Han sido demasiados años de enseñanza y práctica de la música clásica en torno a una lectura muy parcial y mediatizada de los conceptos de esencia y pureza, y de considerar la interpretación perfecta como la más ajustada al canon establecido por los Conservatorios; de culto a la obra como algo inamovible que pertenece en exclusividad al genio que la creó y en cuyo santoral hemos de perpetuar la cultura como reiteración de ciertos patrones consolidados en la tradición. Todo ello posee, indudablemente, muchos elementos de valor indispensables para crear y transmitir cultura, para disfrutar de la música, pero no son los únicos, razón por la cual la cultura musical clásica cada vez posee menor influencia y poder de convocatoria. Y uno de estos elementos consustanciales a la música que deberíamos recuperar, tanto para incrementar su influencia social y cultural, como su verdadera esencia musical, me parece que se relaciona con todo lo que significa y lleva aparejada la improvisación.

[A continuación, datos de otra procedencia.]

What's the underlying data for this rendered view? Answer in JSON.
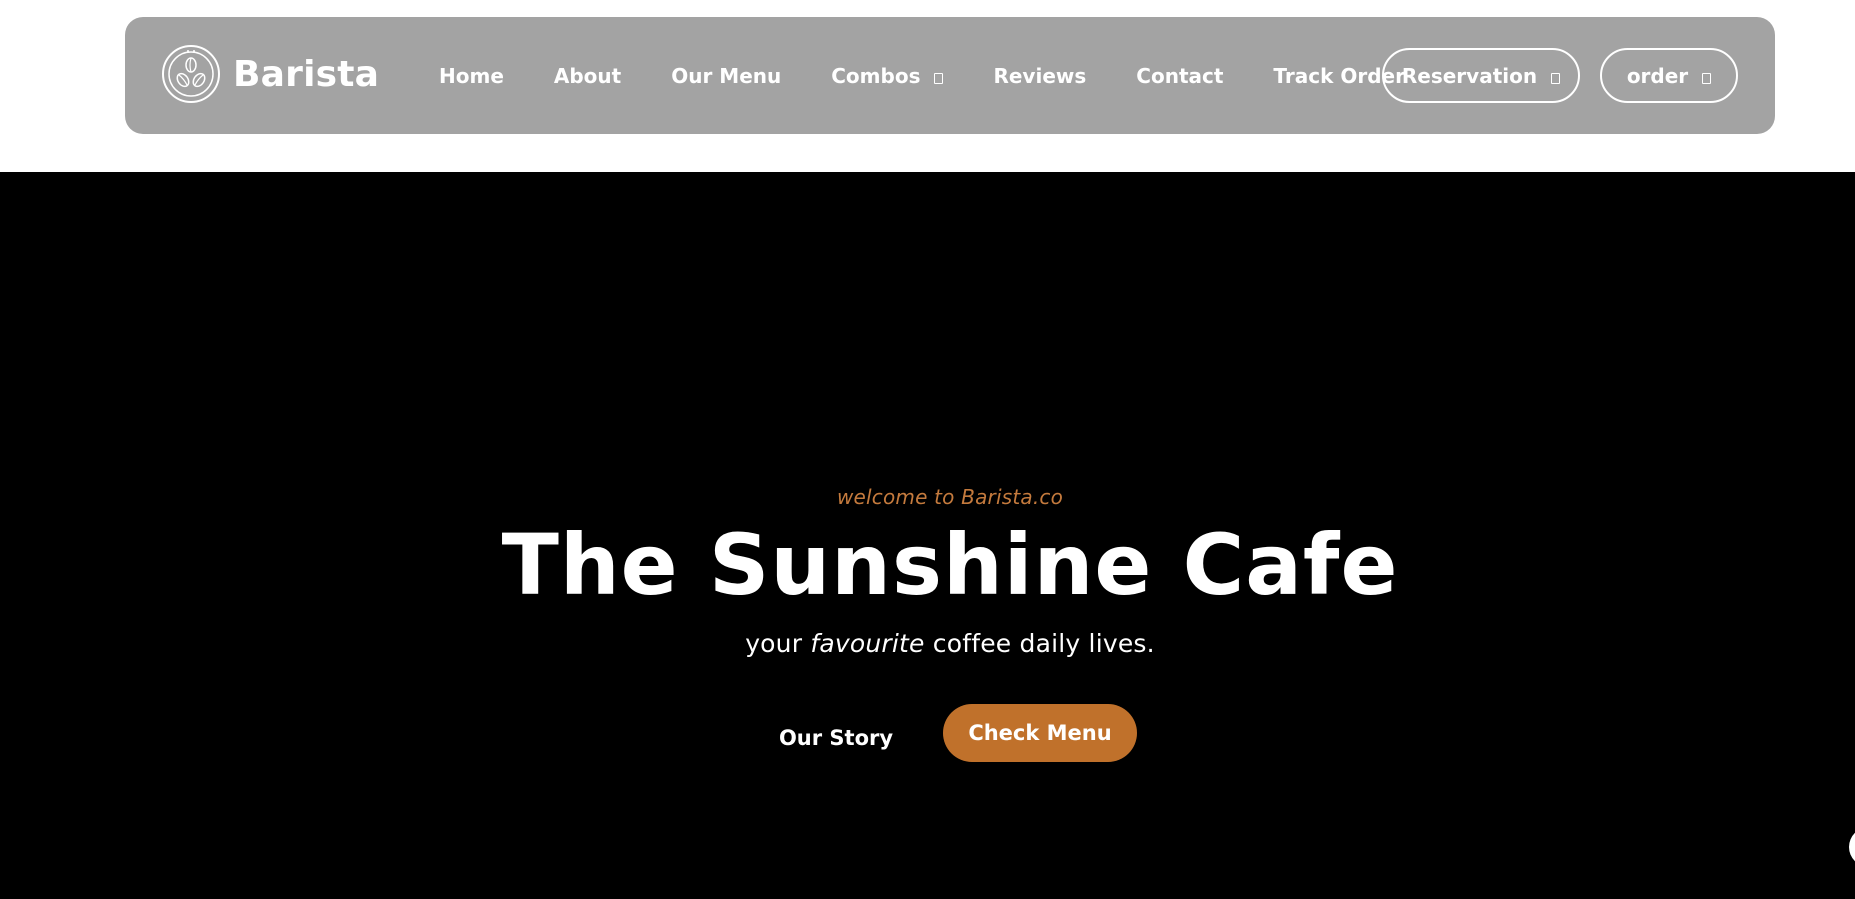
{
  "brand": {
    "name": "Barista",
    "logo_icon": "coffee-beans-icon"
  },
  "nav": {
    "items": [
      {
        "label": "Home"
      },
      {
        "label": "About"
      },
      {
        "label": "Our Menu"
      },
      {
        "label": "Combos",
        "icon": "dropdown-icon"
      },
      {
        "label": "Reviews"
      },
      {
        "label": "Contact"
      },
      {
        "label": "Track Order"
      }
    ],
    "reservation_label": "Reservation",
    "order_label": "order"
  },
  "hero": {
    "eyebrow": "welcome to Barista.co",
    "title": "The Sunshine Cafe",
    "subtitle_before": "your ",
    "subtitle_emphasis": "favourite",
    "subtitle_after": " coffee daily lives.",
    "secondary_link": "Our Story",
    "primary_button": "Check Menu"
  },
  "colors": {
    "navbar_bg": "#a3a3a3",
    "hero_bg": "#000000",
    "accent": "#c0712b",
    "eyebrow": "#c47a3d",
    "text_light": "#ffffff"
  }
}
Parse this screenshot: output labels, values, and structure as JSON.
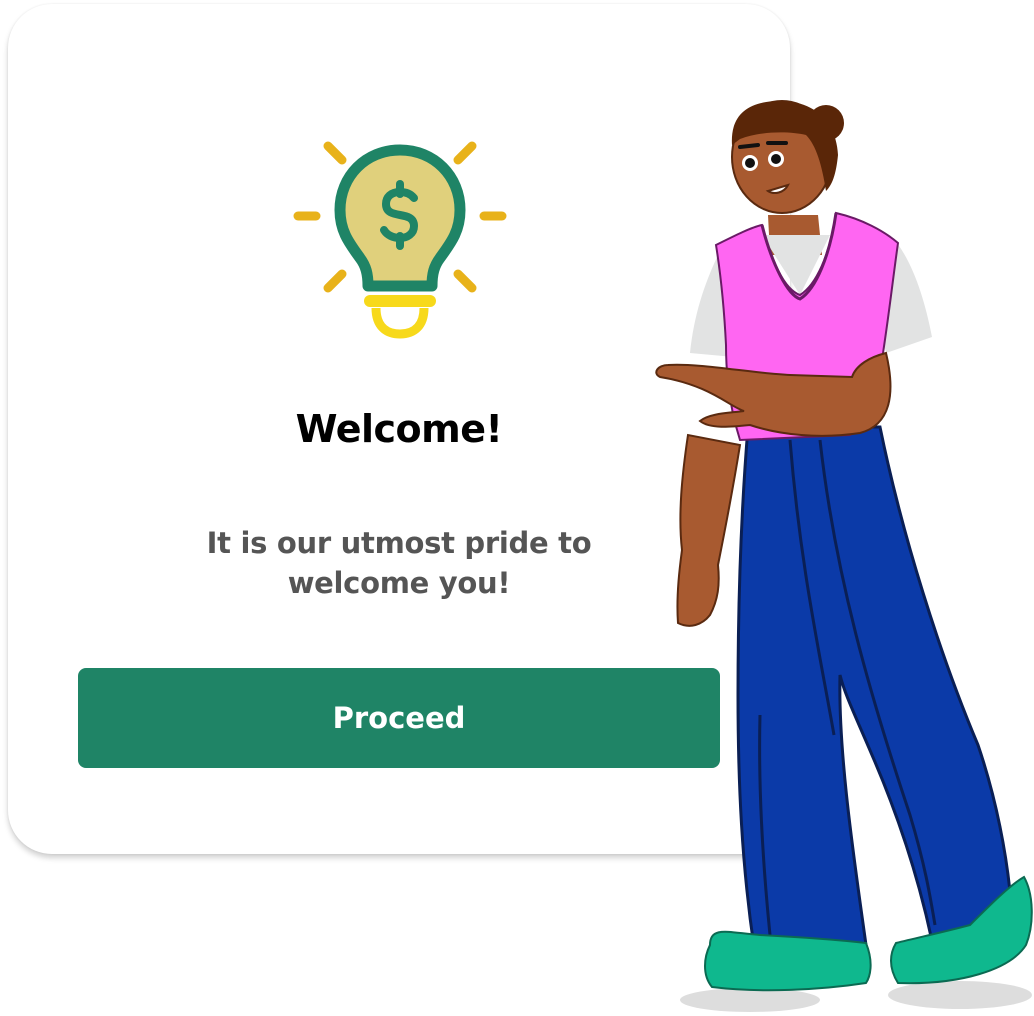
{
  "dialog": {
    "icon": "lightbulb-dollar-icon",
    "title": "Welcome!",
    "message": "It is our utmost pride to welcome you!",
    "proceed_label": "Proceed"
  },
  "illustration": {
    "icon": "person-pointing-illustration"
  },
  "colors": {
    "button": "#1f8466",
    "bulb_outline": "#1f8466",
    "bulb_fill": "#e0d07c",
    "rays": "#e8b21a",
    "bulb_base": "#f7d91b",
    "vest": "#ff66f2",
    "pants": "#0b3aa8",
    "shoes": "#0fb88e",
    "skin": "#a85a30"
  }
}
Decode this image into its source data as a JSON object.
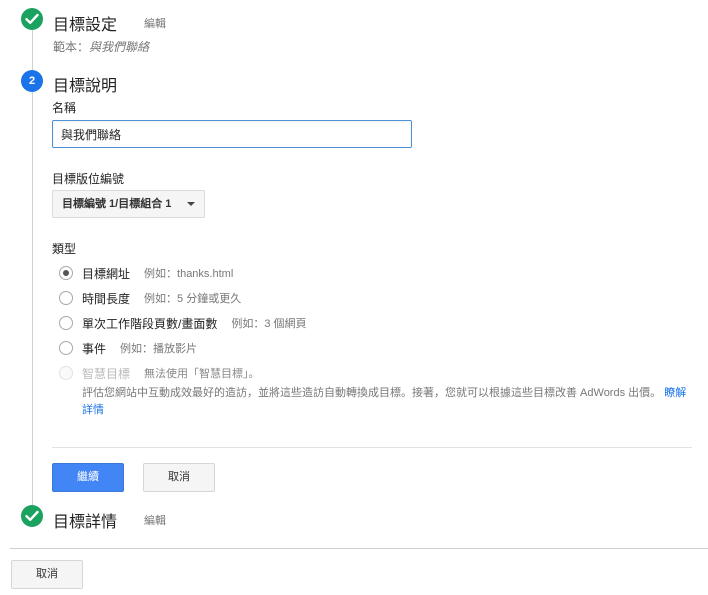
{
  "step1": {
    "title": "目標設定",
    "edit_label": "編輯",
    "summary_prefix": "範本：",
    "summary_value": "與我們聯絡"
  },
  "step2": {
    "number": "2",
    "title": "目標說明",
    "name_label": "名稱",
    "name_value": "與我們聯絡",
    "slot_label": "目標版位編號",
    "slot_selected": "目標編號 1/目標組合 1",
    "type_label": "類型",
    "types": [
      {
        "label": "目標網址",
        "hint": "例如：thanks.html",
        "checked": true,
        "disabled": false
      },
      {
        "label": "時間長度",
        "hint": "例如：5 分鐘或更久",
        "checked": false,
        "disabled": false
      },
      {
        "label": "單次工作階段頁數/畫面數",
        "hint": "例如：3 個網頁",
        "checked": false,
        "disabled": false
      },
      {
        "label": "事件",
        "hint": "例如：播放影片",
        "checked": false,
        "disabled": false
      },
      {
        "label": "智慧目標",
        "hint": "無法使用「智慧目標」。",
        "checked": false,
        "disabled": true
      }
    ],
    "smart_description": "評估您網站中互動成效最好的造訪，並將這些造訪自動轉換成目標。接著，您就可以根據這些目標改善 AdWords 出價。",
    "learn_more": "瞭解詳情",
    "continue_label": "繼續",
    "cancel_label": "取消"
  },
  "step3": {
    "title": "目標詳情",
    "edit_label": "編輯"
  },
  "footer": {
    "cancel_label": "取消"
  },
  "colors": {
    "check_green": "#1aa260",
    "step_blue": "#1a73e8",
    "primary_button": "#4285f4",
    "link": "#1a73e8"
  }
}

Terminaré con un ejemplo que puede ilustrar con claridad el poder creativo y taumatúrgico de la improvisación. Un ejemplo que también es una paradoja. Hace unos años que comenzó el movimiento de la “autenticidad” en la interpretación de la música antigua. Entre los que más lo denostaron se encontraban los más puristas. A toro pasado resulta curioso que fueran los guardianes del templo los que más criticaran un movimiento que buscaba precisamente la esencia, el reproducir el sonido musical tal y como fue concebido en origen. Los más fieles atacando a los que deseaban ser fidedignos, beatos contra creyentes, absurdo. De esta índole fue la querella durante muchos años. Lo que me parece esencial destacar de este proceso paulatino de consolidación de las interpretaciones históricamente informadas, es el hecho de que fue el amor a la esencia, a la pureza, al rigor interpretativo lo que empujó a una serie de artistas a buscar precisamente en la originalidad, entendida como novedad, la autenticidad en la transmisión de la cultura musical. De tal modo que hoy advertimos que gracias a este movimiento, en apariencia esencialista, se ha fraguado un entorno paradójico de libertad interpretativa, de permeabilidad cultural que parece contradecir su propia filosofía, pero que en cambio la confirma, porque ha dado lugar a cientos de diferentes versiones de la misma obra antigua que nutren de diversidad, libertad y vida el panorama actual de la música clásica. Frente al beato musical que concebía la interpretación de una cantiga de Alfonso X el Sabio como un bicho en formol, conservado al estilo consolidado por una tradición perversa que relativizaba la historia de la música como un mero preámbulo a la aparición del genio romántico, el movimiento de la autenticidad nos ha mostrado que la mejor forma de respetar al artista y de encontrar el espíritu de una época consiste en contaminarlo de originalidad. Las miles de versiones existentes de las Cantigas y de otras músicas de nuestra tradición clásica demuestran el poder creativo de la improvisación, entendida como la recreación continuada sobre el molde preexistente de la tradición y del pentagrama. Una enseñanza histórica que ilustra perfectamente la capacidad de la improvisación para recrear la música y conseguir que el paso del tiempo no le robe su autenticidad y capacidad de emoción.